Lisboa aparece cinzenta como raramente se vê, num dia quente de julho em que um corpo é velado. Uma vigília por Bruno Candé (1980-2020), jovem ator negro abatido por um velho homem branco, ao som de insultos racistas, numa rua qualquer da cidade. A câmara não desvia o olhar. Em Complô é este o compasso inicial: ferida aberta, grito de alerta, esboço de uma revolta.
Uma voz grave, afiada como uma faca, aperta-se à volta do luto como um torniquete. Ghoya — nome de guerra de Bruno Furtado — ergue-se diante da multidão, inflamado, eloquente, lúcido: “Isto afeta a vida de todos vocês aqui.” A dor é dele, sim, mas o alvo é coletivo. A sua história — de ex-recluso, de pai, de companheiro, de rapper, de filho de Portugal nascido de pais dos países “irmãos” de Cabo Verde e São Tomé, e ainda assim “indocumentado” — não é uma tragédia administrativa isolada. É antes um estudo de caso do colapso (deliberado) do sistema. Nesta Europa pós-colonial, neste Portugal cinquenta anos depois do 25 de Abril, a vida negra continua a ser negociável. Os documentos são facultativos, extraviados nas dobras da lei e nas mãos de quem “não pode fazer nada pelo seu caso”. A dignidade é condicional. Mas o ritmo, esse, é resistência e indignação.
Mas uma indignação que não perdeu a alma. Num momento terno e revelador num estúdio de som da Margem Sul, durante a pausa para o almoço, João Miller Guerra — que surge várias vezes no ecrã, rosto de uma aliança verdadeira neste documentário de grande intimidade — partilha, com humor, que o namorado da sua filha adolescente agora finge perceber Kriolu. Porque “é fixe”. Tem flow. Ghoya desata a rir. Não em escárnio, mas com a clareza de quem reconhece o absurdo, a ironia total, o ciclo completo. A mesma língua que é patrulhada e criminalizada na rua, que é banida nos empregos, ignorada pelas instituições, torna-se de repente moda nos círculos brancos mais hip. O Kriolu como acessório. O Kriolu como tempero. O Kriolu como cachet cultural para miúdos brancos (e sejamos francos, também para cineastas). Mas não como direito. Não como cultura. Não como enraizamento. No riso genuíno de Ghoya há uma genuinidade misturada com a incredulidade de quem sente, na pele, o que é ser falante de Kriolu num país que se recusa a escutá-lo. Ghoya codeswitcha com naturalidade, como qualquer outro TCK (“third culture kid”) que conheço — saltitando entre o português sério, o Kriolu fundo, o calão lisboeta e os maneirismos linguísticos americanos.



“Eles roubam, eles traficam / e ainda me querem julgar?”

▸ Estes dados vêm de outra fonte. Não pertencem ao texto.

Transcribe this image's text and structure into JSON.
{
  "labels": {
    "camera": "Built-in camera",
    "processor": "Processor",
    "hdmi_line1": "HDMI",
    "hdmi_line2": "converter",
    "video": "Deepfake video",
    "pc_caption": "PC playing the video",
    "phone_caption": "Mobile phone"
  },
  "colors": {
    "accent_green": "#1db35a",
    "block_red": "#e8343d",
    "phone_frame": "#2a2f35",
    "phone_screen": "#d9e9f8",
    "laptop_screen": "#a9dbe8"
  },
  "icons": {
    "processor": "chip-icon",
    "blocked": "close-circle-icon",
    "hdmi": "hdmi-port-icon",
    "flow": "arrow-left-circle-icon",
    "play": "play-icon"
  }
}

Algures entre a raiva e o ritmo, Complô é um filme sobre um homem que parece, por vezes, exausto pelo sistema, mas que se recusa a ser quebrado. Este é um documentário que encontra a sua cadência entre os versos furiosos do Rap Kriolu e os vazios kafkianos do sistema de imigração português. Realizado por João Miller Guerra e coescrito com o próprio Ghoya (e muitos outros, conforme a extensa lista de créditos autorais), o filme acompanha a vida do rapper depois de sair da prisão, vivendo nas margens de Lisboa — onde o sistema insiste em mantê-lo — e na sua luta pelo reconhecimento do único país que alguma vez conheceu. O mesmo que há décadas tenta apagá-lo administrativamente. Literalmente.

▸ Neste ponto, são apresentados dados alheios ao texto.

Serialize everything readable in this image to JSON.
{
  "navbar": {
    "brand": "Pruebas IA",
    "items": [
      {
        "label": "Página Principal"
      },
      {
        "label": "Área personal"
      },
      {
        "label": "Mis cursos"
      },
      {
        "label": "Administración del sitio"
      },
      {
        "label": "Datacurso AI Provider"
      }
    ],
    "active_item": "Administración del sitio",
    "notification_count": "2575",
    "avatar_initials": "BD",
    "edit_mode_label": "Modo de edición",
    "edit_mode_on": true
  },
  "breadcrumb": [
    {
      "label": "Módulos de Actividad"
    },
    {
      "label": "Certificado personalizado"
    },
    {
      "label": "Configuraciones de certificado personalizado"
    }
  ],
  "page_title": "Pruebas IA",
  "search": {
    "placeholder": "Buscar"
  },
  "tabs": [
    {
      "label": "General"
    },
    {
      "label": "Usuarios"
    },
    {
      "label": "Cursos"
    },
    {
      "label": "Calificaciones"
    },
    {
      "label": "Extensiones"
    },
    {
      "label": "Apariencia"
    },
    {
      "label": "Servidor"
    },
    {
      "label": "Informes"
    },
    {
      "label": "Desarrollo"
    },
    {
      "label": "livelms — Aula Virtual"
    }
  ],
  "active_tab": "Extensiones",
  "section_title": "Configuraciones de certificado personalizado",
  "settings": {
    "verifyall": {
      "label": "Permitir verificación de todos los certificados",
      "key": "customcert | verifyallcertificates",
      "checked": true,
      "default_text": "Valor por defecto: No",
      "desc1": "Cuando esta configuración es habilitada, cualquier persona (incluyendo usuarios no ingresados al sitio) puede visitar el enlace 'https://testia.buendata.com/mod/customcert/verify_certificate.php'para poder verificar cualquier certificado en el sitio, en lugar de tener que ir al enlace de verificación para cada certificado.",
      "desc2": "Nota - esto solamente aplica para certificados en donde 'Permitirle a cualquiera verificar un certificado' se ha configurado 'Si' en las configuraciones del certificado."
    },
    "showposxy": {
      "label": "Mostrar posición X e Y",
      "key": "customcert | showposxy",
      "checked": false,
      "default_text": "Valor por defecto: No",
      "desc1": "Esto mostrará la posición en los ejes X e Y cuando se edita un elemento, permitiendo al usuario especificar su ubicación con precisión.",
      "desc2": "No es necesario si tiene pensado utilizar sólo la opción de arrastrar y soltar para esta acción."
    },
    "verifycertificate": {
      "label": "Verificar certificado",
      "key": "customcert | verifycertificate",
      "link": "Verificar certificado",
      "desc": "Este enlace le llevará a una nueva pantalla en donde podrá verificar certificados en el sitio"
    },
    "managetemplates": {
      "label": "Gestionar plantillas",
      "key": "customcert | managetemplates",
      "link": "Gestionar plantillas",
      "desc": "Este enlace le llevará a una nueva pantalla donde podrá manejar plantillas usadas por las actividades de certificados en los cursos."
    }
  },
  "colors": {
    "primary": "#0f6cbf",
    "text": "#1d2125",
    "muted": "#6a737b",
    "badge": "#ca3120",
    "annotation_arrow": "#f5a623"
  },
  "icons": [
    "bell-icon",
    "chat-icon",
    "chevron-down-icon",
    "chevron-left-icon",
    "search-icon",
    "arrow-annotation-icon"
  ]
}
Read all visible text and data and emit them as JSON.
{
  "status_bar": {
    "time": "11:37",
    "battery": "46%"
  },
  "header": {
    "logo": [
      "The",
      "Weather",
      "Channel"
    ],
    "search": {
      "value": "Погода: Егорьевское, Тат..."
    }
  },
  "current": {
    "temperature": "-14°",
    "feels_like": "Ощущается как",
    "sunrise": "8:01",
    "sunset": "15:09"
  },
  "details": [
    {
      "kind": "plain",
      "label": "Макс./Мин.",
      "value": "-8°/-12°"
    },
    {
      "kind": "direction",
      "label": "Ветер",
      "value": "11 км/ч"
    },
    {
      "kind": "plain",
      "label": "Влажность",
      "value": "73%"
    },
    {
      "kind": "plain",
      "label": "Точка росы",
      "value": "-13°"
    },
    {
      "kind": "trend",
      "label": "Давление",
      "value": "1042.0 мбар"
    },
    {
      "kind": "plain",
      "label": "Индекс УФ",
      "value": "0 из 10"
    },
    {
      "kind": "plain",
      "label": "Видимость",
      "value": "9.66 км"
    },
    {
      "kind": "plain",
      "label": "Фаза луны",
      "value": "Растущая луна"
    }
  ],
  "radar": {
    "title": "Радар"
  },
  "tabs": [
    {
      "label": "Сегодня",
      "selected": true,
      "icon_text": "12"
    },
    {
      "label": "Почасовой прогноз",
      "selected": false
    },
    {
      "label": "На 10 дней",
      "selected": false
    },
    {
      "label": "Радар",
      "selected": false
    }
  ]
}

Tal como o homem que lhe dá corpo, Complô carrega as suas contradições com orgulho: é íntimo e explosivo, cru mas contido, pesado de dor, mas leve no tratamento. A cinematografia é modesta, esparsa, por vezes um pouco simples. Mas a sua inteligência emocional é desconcertante. A câmara de Vasco Viana, sob direção de João Miller Guerra — que se aproxima o suficiente para sentir o hálito do protagonista, e depois recua no momento exato — constrói uma intimidade rara, concedida, não imposta. Esta não é uma proeza estética, mas ética, que deixa Ghoya liderar, o seu silêncio falar, a sua fúria e a intensidade rappar.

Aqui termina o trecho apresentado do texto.